I primi cristiani e le teologie successive, hanno spesso faticato a comprendere appieno l'eterno gioco di sguardi Padre/Madre - Figlio/Figlia presente nei Vangeli.
Persino sulla croce, il Maestro invita a uno sguardo duale che genera una nuova realtà: "Madre ecco tuo Figlio, Figlio ecco tua Madre".

In realtà, il Tre non è altro che il numero della Manifestazione della dualità. Rappresenta la fase di Sintesi dell'intero processo. La promessa del Maestro, "Vi manderò un Paraclito, lo Spirito che vi farà conoscere ogni cosa", non è l'imposizione di un dogma incomprensibile, ma la rivelazione di una forza unificatrice. Sotto questa luce, la visione trinitaria cambia volto e si libera dalle catene della rigidità teologica.

Ho recentemente appreso che negli insegnamenti del cammino Rosa-Croce tutto questo si esprime in modo limpido e potente attraverso la Legge del Triangolo: Nulla nell'universo può manifestarsi se non attraverso l'unione di due forze opposte ma complementari, che unendosi ne generano una terza.

L'equazione mistica non è semplicemente matematica, ma creativa: A + B = C.
Due punti formano solo una linea, ma serve un terzo punto per chiudere la forma e conferire Stabilità.

Da un punto di vista filosofico e interiore, il Tre mi appare come il vero antidoto al dogmatismo e all'intolleranza.

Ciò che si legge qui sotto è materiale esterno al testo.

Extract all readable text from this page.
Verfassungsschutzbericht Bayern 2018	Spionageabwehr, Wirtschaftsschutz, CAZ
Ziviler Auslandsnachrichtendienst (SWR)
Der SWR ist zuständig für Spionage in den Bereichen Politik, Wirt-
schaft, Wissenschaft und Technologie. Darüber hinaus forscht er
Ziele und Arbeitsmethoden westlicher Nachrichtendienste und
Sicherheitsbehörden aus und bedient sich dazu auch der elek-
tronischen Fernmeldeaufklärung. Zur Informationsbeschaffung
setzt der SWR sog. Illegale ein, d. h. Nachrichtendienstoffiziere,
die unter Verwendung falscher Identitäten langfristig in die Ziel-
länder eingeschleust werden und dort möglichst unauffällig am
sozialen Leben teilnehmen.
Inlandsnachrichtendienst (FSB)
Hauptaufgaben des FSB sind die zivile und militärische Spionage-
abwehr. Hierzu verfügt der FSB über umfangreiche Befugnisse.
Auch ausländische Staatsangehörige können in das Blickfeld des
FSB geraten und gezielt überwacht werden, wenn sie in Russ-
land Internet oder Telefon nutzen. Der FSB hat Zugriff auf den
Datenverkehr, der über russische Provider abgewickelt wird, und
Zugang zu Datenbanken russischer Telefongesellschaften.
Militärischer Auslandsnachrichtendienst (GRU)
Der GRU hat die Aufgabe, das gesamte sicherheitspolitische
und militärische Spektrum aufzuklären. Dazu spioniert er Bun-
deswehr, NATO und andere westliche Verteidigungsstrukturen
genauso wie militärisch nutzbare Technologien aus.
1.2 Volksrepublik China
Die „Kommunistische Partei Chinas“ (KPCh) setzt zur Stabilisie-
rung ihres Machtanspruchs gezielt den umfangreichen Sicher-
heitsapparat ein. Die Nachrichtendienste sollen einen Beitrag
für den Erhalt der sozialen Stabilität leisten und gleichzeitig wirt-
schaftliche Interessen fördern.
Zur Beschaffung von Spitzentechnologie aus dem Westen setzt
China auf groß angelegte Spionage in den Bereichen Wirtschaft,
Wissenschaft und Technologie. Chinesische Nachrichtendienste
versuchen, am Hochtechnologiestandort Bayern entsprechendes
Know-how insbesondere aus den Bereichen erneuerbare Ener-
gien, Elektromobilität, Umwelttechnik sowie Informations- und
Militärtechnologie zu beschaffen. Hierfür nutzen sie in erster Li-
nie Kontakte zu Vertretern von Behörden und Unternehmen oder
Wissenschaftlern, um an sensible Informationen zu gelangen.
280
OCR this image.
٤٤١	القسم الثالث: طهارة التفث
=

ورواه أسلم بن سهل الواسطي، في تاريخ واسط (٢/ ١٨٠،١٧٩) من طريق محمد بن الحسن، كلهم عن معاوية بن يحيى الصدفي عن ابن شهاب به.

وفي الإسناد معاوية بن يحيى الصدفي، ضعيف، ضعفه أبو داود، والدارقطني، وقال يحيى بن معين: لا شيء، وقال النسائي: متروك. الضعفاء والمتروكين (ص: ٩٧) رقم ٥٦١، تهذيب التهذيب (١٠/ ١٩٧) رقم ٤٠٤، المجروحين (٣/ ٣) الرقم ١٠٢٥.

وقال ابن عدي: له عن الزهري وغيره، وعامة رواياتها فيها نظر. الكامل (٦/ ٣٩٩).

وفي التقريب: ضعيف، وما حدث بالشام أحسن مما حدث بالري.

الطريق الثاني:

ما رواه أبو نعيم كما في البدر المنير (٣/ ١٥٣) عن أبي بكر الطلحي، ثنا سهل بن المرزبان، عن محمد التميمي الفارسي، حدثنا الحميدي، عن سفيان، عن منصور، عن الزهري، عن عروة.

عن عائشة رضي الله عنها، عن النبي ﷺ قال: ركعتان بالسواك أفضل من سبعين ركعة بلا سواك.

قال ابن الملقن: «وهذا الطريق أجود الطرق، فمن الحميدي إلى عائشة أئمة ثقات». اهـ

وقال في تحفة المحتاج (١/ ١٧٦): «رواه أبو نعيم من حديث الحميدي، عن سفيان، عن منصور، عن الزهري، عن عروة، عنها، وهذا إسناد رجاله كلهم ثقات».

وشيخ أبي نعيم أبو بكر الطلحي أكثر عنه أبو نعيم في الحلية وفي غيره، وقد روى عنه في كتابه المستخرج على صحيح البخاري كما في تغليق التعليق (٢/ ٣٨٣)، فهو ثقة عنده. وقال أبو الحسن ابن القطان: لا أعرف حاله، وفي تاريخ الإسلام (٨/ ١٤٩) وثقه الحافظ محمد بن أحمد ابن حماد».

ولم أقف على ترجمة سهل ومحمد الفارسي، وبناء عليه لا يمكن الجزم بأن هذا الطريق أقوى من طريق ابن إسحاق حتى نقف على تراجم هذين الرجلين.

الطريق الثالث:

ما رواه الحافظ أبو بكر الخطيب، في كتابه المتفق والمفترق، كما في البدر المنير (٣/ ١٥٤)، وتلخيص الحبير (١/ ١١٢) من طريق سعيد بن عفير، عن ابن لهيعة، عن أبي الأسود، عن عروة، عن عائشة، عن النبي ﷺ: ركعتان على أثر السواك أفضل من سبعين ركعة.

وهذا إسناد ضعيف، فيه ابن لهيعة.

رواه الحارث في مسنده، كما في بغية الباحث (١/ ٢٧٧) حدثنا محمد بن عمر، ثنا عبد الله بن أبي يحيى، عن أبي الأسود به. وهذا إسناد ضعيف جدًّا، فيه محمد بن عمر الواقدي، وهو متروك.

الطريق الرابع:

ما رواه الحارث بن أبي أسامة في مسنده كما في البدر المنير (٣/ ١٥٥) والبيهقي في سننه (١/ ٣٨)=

Chi, infatti, ragiona esclusivamente nei termini del Due rimane bloccato in un conflitto infinito, nel tentativo perenne di imporre un'idea sull'altra, costretto nella gabbia del "bianco o nero". La saggezza del Tre ci insegna invece che Tesi e Antitesi, se comprese profondamente e spogliate delle rigidità ideologiche, generano la Sintesi.

La Verità (Ma'at) non risiede nell'annientare l'opposto, ma nel trovare il vertice superiore del triangolo che unisce le due basi e le trascende.

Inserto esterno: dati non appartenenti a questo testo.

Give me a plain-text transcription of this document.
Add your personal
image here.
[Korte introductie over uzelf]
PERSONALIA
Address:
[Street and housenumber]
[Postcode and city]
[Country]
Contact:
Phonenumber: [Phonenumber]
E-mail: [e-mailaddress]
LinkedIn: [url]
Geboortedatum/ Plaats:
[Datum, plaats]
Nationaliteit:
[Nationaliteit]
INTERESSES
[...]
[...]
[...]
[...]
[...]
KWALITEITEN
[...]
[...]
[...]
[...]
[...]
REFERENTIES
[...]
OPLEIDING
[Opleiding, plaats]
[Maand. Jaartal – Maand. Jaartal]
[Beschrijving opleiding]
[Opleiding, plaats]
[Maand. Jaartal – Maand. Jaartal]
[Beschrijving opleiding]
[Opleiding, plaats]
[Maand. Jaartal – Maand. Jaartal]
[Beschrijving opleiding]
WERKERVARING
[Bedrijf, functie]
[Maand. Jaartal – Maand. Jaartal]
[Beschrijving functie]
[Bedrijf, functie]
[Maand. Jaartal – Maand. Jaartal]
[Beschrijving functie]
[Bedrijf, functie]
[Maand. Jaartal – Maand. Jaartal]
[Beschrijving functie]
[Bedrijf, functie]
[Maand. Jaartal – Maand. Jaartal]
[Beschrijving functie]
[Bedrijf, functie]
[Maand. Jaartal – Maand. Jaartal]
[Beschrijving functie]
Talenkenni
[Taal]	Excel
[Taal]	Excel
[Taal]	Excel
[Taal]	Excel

Ecco perché ritengo importante che un tassello del mio percorso interiore richieda di affidarmi alle Triadi Mistiche e, prima fra tutte, la triade: Luce, Vita e Amore.

Forse il motivo intimo per il quale il Cosmico ha creato il mondo e l'essere umano – domanda che mi pongo da tantissimo tempo e oggetto di molte delle mie ricerche – risieda proprio nella sua risposta a questa vitale necessità di Sintesi. Dio ha creato ogni cosa: l'universo, il mondo, le creature e l'umano, per uscire dall'eterna lotta insita nella sua dualità e "specchiarsi" nella creazione compiuta.

Credo che la nostra identità non sia quella di "entità in conflitto". In ultima analisi penso che l'essenza dell'umano corrisponda a questo assunto: siamo scintille sintetiche del Cosmico, ovvero rivelazione e manifestazione viva del Divino.
Il Cristo probabilmente è giunto sulla terra nelle diverse fasi della storia dell'umanità proprio per rivelarci questo mistero di libertà spirituale e amore, un mistero che i mistici, i discepoli e i ricercatori di ogni tempo si sforzano di afferrare e vivere pienamente.